Monday, February 11, 2013 -
From Print Edition
The face of John Kerry is well-known in Pakistan, and his recent appointment as US Secretary of State to succeed the generally popular Hillary Clinton is likely to receive a cautious welcome in our corridors of power. Kerry and his boss President Obama are known to have a good relationship – the same could not always be said of the Obama-Clinton pairing – but the big policy decisions are still going to be made in the White House and not at the State Department. The good news for us is that Kerry is a genuine believer in the power of diplomacy and believes it is generally better to talk than fight a war. The same is not true of all his colleagues in government. America is a martial state in a world where wars have become a lot smaller and are less clearly defined as to their boundaries – or even the definition of who is or is not a combatant. There are conflicts on the horizon, with Iran being the one that preoccupies armchair strategists who do not have to take the hard decisions. Kerry is unlikely to want to fight the Iranians and will stick with sanctions and some robust sabre-rattling. He may fret more about North Korea which is now upping the nuclear ante to the point at which it presents a credible threat to the US – which in real terms Iran does not.

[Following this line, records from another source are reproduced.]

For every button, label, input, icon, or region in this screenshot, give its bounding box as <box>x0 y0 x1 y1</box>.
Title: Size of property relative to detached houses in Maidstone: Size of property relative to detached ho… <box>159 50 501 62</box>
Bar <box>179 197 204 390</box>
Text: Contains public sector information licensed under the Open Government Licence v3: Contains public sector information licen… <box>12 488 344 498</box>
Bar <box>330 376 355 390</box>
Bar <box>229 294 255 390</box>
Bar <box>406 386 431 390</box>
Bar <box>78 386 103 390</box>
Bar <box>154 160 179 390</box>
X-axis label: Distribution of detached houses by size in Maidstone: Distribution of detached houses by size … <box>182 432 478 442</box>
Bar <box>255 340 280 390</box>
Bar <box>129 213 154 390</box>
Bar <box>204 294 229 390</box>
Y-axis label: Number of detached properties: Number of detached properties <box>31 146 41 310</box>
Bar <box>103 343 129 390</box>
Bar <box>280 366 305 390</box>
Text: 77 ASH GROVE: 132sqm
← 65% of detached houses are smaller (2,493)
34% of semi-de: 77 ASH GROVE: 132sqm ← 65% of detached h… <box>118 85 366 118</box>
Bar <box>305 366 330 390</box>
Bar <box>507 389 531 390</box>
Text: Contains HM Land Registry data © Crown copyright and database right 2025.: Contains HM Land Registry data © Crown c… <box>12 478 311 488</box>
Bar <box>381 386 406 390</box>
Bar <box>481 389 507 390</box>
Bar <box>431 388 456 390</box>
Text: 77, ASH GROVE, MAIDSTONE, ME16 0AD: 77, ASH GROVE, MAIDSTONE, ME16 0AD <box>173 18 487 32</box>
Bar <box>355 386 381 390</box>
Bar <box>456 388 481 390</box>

One thing he is almost certainly not going to do is curtail the ever-expanding use of drones, both as platforms for surveillance and as fighting vehicles. The State Department does not itself run the drones, and wherever they are regularly used they fuel anti-Americanism, making Kerry’s task all the more difficult. His diplomatic skills – and they are acknowledged to be good – are also going to make little impact on the churn currently underway in the countries of the Maghreb – the Middle East and the Arab world more generally where there is perceived to be a rising fundamentalism, often of the democratically elected variety. The American Secretary of State carries the grails of ‘vital interests’ and ‘national security’. There are no threats from foreign armies, but there are threats to vital interests such as global energy sources and the sea lanes they travel along. The geopolitics of energy is shifting as well and China, having outplayed America in Sub-Saharan Africa, is going to be weighed as a partner rather than an adversary. It will be an uneasy relationship. Pakistan can expect an early visit from Secretary Kerry and there is much to discuss – but rowing back on drone strikes is unlikely to be an agenda item for him.